Ukraine's negotiating team hails forced-slave labor settlement


by Roman Woronowycz
Kyiv Press Bureau

KYIV - The delegation that represented Ukraine in negotiations on compensation for forced and slave laborers expressed satisfaction with the results at a press conference on March 28, after their return from Berlin. But some of the members said they would work to have some adjustments made to the agreement before it is approved by Germany's Parliament.

"This is a significant accomplishment," said Oleksander Maidannyk, first vice minister of foreign affairs, who headed the Ukrainian negotiating team.

After nearly a year and more than a dozen separate sessions held in the United States and Germany, the German government and various German corporations that utilized slave laborers from Eastern and Central Europe to fuel the Nazi war machine agreed on March 28 to extend a total of 10 billion Deutsche marks, or $5 billion (U.S.) in compensation for suffering to those who worked in concentration camps and wartime ghettos, or worked in factories or on farms.

Ukrainians who can conclusively prove that they had been German slave laborers will share in a pool of $862 million. Ukraine will receive the third largest amount after Poland and the Jewish Claims Conference, which will be allotted $906 million each. Russia was awarded $417.5 million to disseminate to its surviving German slave laborers, while Belarus and the Czech Republic received slightly lesser sums.

Another $500 million will be used to cover insurance, capital and bank claims of survivors, with additional monies allocated for a reserve fund to be utilized to compensate any victims not identified in the current agreement.

It is estimated that more than 2 million Ukrainians were forced to leave their homes to work as ostarbeiters for the Nazis during World War II. Today it is estimated that about 610,000 are still alive: 14,488 of whom are former concentration camp and ghetto internees, 278,821 industrial laborers and 303,245 agricultural laborers.

The final figures on the amount of compensation were tallied after the sides agreed that each concentration camp inhabitant should receive $7,500, while industrial laborers would get $2,500. Agricultural laborers will be eligible for up to $500, which will come out of national funds that are to be developed.

The German side had offered the most resistance to providing compensation for agricultural laborers, claiming that in most cases those who worked on farms had comfortable living arrangements and adequate food, which disqualified them from hardship compensation.

The Ukrainian delegation adamantly insisted on the right for farm workers to compensation, explained Danylo Kourdelchouk, the head lawyer for the Ukrainian delegation, because the largest portion of Ukrainian slave laborers was forced to work on farms. After extensive negotiations the German side backed down.

"We should be thankful that the agricultural category even exists, said Mr. Kourdelchouk.

Ukrainians who ended up living in foreign lands after the war are also eligible for compensation if they can prove that they belong to one of the categories affected.

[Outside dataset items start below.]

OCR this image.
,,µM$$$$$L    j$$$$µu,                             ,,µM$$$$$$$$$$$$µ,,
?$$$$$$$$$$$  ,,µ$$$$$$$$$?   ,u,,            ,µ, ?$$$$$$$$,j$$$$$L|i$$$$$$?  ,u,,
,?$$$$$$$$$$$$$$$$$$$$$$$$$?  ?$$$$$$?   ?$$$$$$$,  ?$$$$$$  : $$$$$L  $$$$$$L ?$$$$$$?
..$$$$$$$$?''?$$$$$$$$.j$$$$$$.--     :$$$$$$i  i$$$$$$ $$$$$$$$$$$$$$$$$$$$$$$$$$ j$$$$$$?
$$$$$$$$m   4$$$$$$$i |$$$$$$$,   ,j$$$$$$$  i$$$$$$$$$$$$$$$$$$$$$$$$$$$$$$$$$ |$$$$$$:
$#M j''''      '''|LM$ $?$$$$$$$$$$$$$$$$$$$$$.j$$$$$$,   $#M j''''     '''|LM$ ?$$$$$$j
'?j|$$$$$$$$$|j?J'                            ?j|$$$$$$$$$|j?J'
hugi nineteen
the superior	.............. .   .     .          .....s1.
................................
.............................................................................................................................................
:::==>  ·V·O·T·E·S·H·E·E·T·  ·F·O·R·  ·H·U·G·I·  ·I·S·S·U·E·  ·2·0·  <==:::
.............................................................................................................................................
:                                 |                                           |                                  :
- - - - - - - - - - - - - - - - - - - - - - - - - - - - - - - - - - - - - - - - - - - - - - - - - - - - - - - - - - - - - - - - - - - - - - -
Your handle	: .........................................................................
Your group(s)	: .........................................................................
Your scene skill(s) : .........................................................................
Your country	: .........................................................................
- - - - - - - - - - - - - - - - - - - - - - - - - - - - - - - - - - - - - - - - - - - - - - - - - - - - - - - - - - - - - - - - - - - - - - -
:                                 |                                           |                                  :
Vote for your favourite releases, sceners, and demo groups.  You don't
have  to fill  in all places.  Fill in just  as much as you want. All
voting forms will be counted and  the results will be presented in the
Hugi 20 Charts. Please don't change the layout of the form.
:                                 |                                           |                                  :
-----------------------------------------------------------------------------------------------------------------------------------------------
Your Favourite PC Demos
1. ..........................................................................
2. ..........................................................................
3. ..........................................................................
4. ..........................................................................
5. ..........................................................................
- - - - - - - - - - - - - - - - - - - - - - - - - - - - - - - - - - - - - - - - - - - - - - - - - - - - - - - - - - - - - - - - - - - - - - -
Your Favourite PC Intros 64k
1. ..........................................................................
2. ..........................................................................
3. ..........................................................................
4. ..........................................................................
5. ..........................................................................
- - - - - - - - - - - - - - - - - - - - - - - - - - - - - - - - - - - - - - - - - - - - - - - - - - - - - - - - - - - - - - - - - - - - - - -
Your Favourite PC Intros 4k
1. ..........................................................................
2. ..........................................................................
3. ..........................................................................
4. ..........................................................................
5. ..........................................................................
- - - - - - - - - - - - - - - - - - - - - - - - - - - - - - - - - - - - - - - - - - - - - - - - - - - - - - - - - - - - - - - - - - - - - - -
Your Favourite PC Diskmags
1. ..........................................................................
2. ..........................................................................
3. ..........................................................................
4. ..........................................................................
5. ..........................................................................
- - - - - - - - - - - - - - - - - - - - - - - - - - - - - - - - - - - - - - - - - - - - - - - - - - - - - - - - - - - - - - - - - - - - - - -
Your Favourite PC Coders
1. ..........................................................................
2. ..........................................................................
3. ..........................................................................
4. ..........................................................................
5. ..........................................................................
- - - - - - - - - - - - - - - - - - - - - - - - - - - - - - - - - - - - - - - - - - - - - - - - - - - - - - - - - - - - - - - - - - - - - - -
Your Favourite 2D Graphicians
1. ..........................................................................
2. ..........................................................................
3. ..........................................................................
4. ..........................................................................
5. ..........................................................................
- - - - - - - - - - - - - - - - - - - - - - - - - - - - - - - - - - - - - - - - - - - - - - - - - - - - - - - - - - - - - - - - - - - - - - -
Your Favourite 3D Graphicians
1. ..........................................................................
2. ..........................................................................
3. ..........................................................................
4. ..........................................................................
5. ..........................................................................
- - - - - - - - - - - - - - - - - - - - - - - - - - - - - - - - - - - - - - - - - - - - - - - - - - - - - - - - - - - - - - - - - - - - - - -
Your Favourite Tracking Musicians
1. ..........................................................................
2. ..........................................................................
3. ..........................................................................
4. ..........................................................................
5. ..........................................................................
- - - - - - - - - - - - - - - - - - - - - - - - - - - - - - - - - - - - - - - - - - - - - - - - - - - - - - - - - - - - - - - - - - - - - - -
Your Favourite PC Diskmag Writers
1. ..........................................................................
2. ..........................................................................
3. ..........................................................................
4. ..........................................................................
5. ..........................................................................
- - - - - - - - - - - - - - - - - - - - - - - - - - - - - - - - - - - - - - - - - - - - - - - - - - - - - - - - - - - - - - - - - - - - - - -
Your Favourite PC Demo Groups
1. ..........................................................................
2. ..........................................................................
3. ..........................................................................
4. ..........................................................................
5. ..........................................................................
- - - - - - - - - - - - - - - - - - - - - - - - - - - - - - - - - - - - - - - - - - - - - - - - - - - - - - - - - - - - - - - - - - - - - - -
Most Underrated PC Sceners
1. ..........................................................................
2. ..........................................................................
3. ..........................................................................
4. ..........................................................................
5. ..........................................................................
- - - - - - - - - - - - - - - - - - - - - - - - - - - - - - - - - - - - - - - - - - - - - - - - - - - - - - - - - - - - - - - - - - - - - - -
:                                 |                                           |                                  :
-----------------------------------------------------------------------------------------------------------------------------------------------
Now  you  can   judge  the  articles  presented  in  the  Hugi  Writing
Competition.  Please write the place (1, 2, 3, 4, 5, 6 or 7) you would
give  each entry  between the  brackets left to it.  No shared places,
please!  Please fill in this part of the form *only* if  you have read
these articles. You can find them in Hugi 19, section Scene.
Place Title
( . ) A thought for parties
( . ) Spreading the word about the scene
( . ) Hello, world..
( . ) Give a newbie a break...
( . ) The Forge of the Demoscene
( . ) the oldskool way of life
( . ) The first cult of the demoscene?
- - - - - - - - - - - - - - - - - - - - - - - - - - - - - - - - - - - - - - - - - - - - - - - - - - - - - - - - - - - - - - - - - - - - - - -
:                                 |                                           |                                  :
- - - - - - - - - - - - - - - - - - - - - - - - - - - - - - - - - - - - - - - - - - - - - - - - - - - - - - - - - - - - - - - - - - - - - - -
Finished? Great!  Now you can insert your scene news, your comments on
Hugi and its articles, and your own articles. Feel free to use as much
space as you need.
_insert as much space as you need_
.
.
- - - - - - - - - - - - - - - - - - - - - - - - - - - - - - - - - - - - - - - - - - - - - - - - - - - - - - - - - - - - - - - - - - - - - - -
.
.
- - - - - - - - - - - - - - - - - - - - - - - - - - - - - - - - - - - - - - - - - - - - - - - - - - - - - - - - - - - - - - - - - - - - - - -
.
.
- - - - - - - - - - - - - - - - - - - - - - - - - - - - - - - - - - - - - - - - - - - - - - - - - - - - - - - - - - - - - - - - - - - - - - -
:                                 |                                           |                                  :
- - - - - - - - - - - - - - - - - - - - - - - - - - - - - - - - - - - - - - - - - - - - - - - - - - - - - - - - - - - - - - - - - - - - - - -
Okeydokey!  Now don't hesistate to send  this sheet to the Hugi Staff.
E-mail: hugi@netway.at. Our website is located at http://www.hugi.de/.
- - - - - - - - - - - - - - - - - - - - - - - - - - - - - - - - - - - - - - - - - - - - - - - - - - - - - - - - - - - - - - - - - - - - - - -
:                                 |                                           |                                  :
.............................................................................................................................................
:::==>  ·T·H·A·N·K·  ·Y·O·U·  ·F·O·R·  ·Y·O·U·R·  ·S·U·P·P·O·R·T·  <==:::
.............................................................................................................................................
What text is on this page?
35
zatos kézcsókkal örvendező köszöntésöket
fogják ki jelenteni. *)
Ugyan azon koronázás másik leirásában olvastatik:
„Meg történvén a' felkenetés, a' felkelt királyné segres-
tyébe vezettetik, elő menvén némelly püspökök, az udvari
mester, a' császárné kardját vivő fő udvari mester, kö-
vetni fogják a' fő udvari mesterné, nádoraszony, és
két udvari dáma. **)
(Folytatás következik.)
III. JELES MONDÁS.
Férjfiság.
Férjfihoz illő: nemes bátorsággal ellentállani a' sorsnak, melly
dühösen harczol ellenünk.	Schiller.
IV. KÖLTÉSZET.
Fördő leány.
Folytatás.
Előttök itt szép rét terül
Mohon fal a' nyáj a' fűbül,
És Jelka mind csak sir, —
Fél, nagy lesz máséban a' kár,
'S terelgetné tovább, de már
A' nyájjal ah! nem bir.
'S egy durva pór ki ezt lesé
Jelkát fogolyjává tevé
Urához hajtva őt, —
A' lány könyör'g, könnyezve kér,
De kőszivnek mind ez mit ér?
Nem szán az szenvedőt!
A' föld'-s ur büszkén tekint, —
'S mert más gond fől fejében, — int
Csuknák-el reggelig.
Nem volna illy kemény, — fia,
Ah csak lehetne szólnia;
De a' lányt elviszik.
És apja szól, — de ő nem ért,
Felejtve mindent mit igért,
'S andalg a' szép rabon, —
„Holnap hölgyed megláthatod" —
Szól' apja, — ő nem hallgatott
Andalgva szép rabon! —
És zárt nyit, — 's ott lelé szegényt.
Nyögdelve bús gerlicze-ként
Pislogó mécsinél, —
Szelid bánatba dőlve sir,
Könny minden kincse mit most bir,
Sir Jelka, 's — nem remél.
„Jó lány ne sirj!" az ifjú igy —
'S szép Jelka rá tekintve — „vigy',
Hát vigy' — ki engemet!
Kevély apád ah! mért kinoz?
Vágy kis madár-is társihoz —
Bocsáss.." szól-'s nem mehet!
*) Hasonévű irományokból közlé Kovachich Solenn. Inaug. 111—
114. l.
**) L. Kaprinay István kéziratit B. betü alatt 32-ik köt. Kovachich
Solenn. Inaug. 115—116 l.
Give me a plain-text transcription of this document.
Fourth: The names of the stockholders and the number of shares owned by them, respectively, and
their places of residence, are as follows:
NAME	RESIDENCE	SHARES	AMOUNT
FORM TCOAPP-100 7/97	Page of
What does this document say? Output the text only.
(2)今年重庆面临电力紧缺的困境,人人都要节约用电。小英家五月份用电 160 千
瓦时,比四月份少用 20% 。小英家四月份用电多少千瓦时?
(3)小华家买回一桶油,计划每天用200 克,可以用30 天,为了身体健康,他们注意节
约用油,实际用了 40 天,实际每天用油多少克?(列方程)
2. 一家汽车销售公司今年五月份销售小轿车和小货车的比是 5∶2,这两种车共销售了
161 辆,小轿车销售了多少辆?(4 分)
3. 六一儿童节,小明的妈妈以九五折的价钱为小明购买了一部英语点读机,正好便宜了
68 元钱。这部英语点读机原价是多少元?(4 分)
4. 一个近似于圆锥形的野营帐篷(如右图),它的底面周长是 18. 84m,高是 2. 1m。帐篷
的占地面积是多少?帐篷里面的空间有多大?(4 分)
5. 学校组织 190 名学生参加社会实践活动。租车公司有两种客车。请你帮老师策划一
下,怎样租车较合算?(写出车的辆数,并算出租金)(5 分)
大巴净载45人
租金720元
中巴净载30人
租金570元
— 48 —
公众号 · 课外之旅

Myroslav Smorodsky, an attorney from New Jersey, will represent the interests of Ukrainians living abroad, said Mr. Kourdelchouk.

Members of the Ukrainian delegation, which included Messrs. Maidannyk, Kourdelchouk and Smorodsky, as well as National Deputy Ihor Sharov, who is the head of the Verkhovna Rada Committee on International Relations in Defense of Victims of Nazism, and Ihor Lushnykov, head of the Ukrainian National Fund on Mutual Understanding and Reconciliation, said they believe some changes should still be made to the agreement, which is now a draft bill that must still be ratified by the German Parliament.

First, they believe the stipulation that in cases where slave laborers are deceased, only spouses and children of slave laborers who died after February 16, 1999, can receive compensation should be amended. Mr. Kourdelchouk said that the notion of allowing compensation only to children and spouses is discriminatory, although he did not explain why, and simply limits the financial burden of the German side.

Another problem is the way in which the payments will be distributed. Mr. Kourdelchouk said those who qualify should get their compensation in a single lump sum. "Many of the people are old and may not live to see the balance they will be owed," said the attorney.

The current agreement provides for a 50 percent disbursement of the total allotted to each concentration camp or ghetto inhabitant and 35 percent to industrial workers at the time the agreement comes into effect and the balance at a later, as yet unspecified date.

The compensation plan is expected to receive a first reading in the German Bundestag in the first half of April, followed by a second reading and final passage sometime in June. Members of the Ukrainian delegation said they hope the bill would become effective in early autumn.

To qualify for compensation, Ukrainians who spent time in the Nazi concentration camps or ghettos or worked as industrial or agricultural slave labor must show documentation proving their status. Those who do not should turn to Ukraine's Ministry of Foreign Affairs, which has extensive lists of those who returned to Ukraine after the war, to the International Red Cross, or to the local German cities and villages where the slave laborers worked, some of which have retained registration lists of wartime workers.